Hal tersebut tidak terlepas dari kewenangan yang menjadi kompetensi mahkamah konstitusi sebagai sebuah pengadilan konstitusional yang difokuskan kepada sengketa ketatanegaraan dan berdasarkan konstitusi. Tak ayal, sifat putusan mahkamah konstitusi pun berbeda dengan peradilan konvensional lainnya yang memberi akses bagi para pihak untuk melakukan upaya hukum lebih lanjut.
Jika saja upaya hukum juga dibebankan oleh mahkamah konstitusi, maka bisa jadi putusan mahkamah konstitusi pun akan terus dipersoalkan, hingga akhirnya berlarut-larut. Sedangkan mahkamah konstitusi menangani persoalan-persoalan ketatanegaraan dan bermuatan konstitusi.
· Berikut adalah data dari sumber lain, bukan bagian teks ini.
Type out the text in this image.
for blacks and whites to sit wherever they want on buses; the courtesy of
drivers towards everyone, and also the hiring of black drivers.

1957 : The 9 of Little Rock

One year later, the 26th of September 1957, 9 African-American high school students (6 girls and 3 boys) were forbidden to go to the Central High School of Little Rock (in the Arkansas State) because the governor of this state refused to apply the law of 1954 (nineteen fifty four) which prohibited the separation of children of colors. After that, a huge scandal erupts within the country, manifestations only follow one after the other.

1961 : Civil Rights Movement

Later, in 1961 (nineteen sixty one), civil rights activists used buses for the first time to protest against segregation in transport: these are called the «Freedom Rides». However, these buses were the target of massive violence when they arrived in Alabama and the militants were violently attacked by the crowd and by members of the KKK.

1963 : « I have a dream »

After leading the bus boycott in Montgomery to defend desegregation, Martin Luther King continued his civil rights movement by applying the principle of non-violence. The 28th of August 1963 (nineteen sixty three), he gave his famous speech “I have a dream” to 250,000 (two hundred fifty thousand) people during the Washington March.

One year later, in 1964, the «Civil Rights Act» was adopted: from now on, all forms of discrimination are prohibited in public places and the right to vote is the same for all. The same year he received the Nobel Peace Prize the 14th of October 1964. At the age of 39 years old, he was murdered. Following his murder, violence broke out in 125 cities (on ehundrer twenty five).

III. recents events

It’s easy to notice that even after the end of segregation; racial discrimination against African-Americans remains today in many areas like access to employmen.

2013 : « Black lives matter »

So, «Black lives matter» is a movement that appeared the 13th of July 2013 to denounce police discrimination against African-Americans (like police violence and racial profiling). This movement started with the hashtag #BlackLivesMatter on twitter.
c.       Alat pengendalian sosial ( A tool of sosial control )
Terkait hal ini, dapat dilihat pendapat Prof.Achmad Ali, mengenai konsep fungsi hukum sebagai alat pengendalian sosial.
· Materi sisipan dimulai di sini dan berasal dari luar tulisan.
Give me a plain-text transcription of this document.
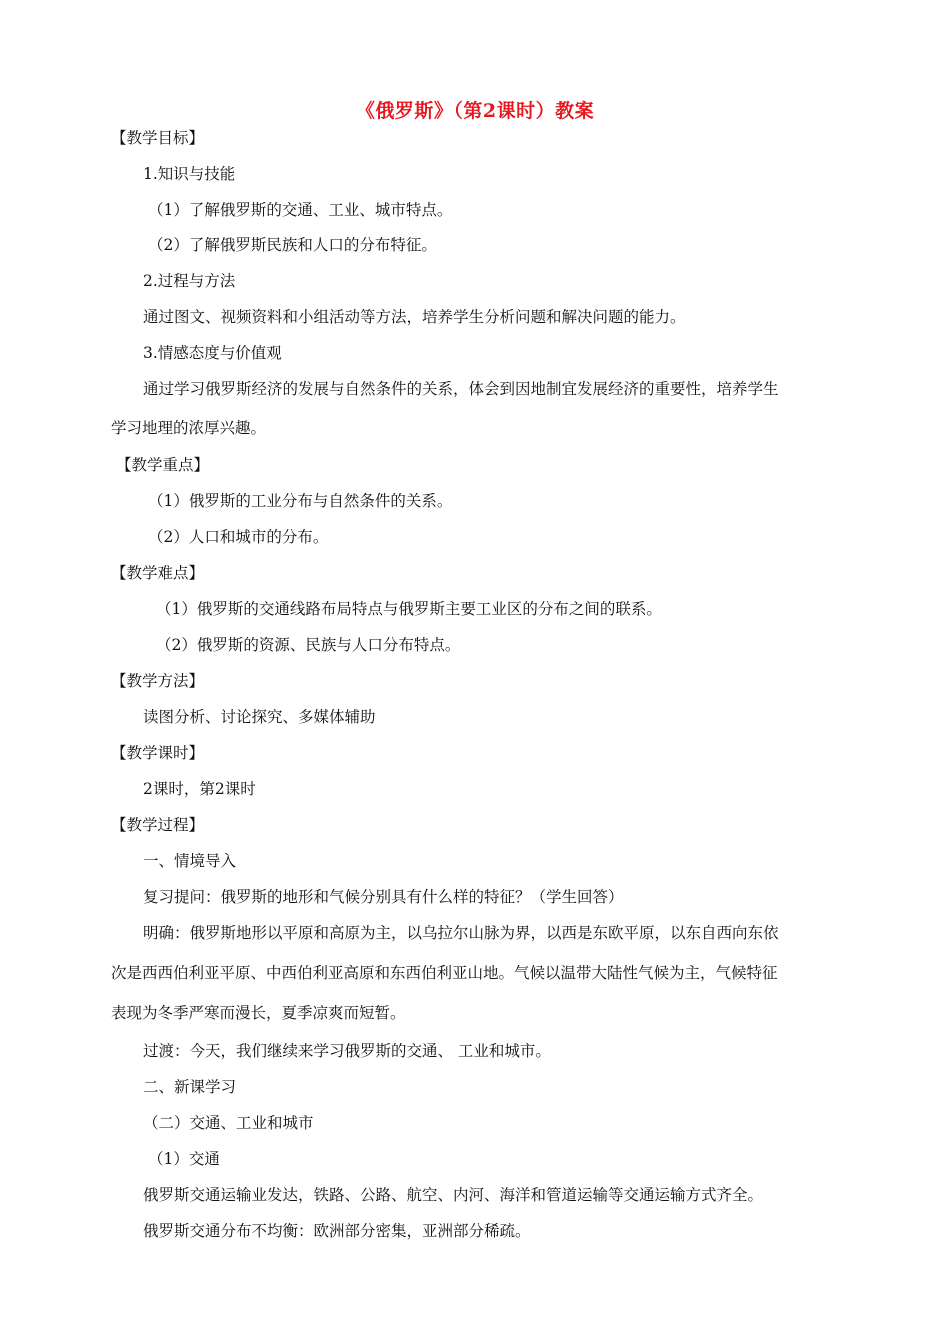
《俄罗斯》（第2课时）教案
【教学目标】
1.知识与技能
（1）了解俄罗斯的交通、工业、城市特点。
（2）了解俄罗斯民族和人口的分布特征。
2.过程与方法
通过图文、视频资料和小组活动等方法，培养学生分析问题和解决问题的能力。
3.情感态度与价值观
通过学习俄罗斯经济的发展与自然条件的关系，体会到因地制宜发展经济的重要性，培养学生
学习地理的浓厚兴趣。
【教学重点】
（1）俄罗斯的工业分布与自然条件的关系。
（2）人口和城市的分布。
【教学难点】
（1）俄罗斯的交通线路布局特点与俄罗斯主要工业区的分布之间的联系。
（2）俄罗斯的资源、民族与人口分布特点。
【教学方法】
读图分析、讨论探究、多媒体辅助
【教学课时】
2课时，第2课时
【教学过程】
一、情境导入
复习提问：俄罗斯的地形和气候分别具有什么样的特征？（学生回答）
明确：俄罗斯地形以平原和高原为主，以乌拉尔山脉为界，以西是东欧平原，以东自西向东依
次是西西伯利亚平原、中西伯利亚高原和东西伯利亚山地。气候以温带大陆性气候为主，气候特征
表现为冬季严寒而漫长，夏季凉爽而短暂。
过渡：今天，我们继续来学习俄罗斯的交通、 工业和城市。
二、新课学习
（二）交通、工业和城市
（1）交通
俄罗斯交通运输业发达，铁路、公路、航空、内河、海洋和管道运输等交通运输方式齐全。
俄罗斯交通分布不均衡：欧洲部分密集，亚洲部分稀疏。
“Fungsi hukum sebagai alat pengendalian sosial dapat diterangkan sebagai fungsi hukum untuk menetapkan tingkah laku mana yang dianggap sebagai penyimpangan terhadap aturan hukum”.
Dengan demikian putusan mahkamah konstitusi yang bersifat final dan mengikat juga dapat digolongkan sebagai suatu bentuk pengendalian sosial. Hal tersebut dikarenakan oleh putusan mahkamah konstitusi yang mengkonstruksikan sebuah kaidah hukum yang dapat diterapkan dan yang sesuai dengan amanat konstitusi.
Maka dari itu, mahkamah konstitusi melalui putusannya yang bersifat final dan mengikat merupakan juga sebagai alat pengendalian sosial yang diwujudkan dalam bentuk norma hukum yang sifatnya membolehkan dan/atau membatalkan sebuah ketentuan undang-undang. Nilai mengikat dari putusan mahkamah konstitusi yang final adalah sama dengan nilai mengikat sebuah undang-undang hasil produk politik, yang berfungsi sebagai alat pengendalian sosial guna memberi perlindungan hukum terhadap seluruh lapisan masyarakat.
Sejalan dengan itu, sehingga terlebih dahalu suatu aturan hukum harus dikonstruksi dan disesuaikan dengan konsep-konsep yang telah digariskan oleh UUD 1945 sebagai konstitusi. Jadi putusan mahkamah konstitusi yang bersifat final dan mengikat merupakan salah satu bentuk alat pengendalian sosial menuju hukum yang dicita-citakan.
d.      Penjaga dan penafsir tunggal konstitusi
Mahkamah konstitusi sebagai hasil dari perubahan konstitusi pasca orde baru, didesain khusus sebagai lembaga penjaga dan penafsir tunggal konstitusi. Hal ini secara tegas dinyatakan dalam penjelasan resmi UU No. 24 Tahun 2003 tentang Mahkamah Konstitusi, bahwa keberadaan mahkamah konstitusi sebagai lembaga negara yang berfungsi menangani perkara tertentu dibidang ketatanegaraan, dalam rangka menjaga konstitusi agar dilaksanakan secara bertanggung jawab sesuai dengan kehendak rakyat dan cita-cita demokrasi. Selain itu, mahkamah konstitusi juga diharapkan mampu mengoreksi pengalaman suram ketatanegaraan Indonesia di masa lalu yang ditimbulkan oleh tafsir ganda terhadap konstitusi.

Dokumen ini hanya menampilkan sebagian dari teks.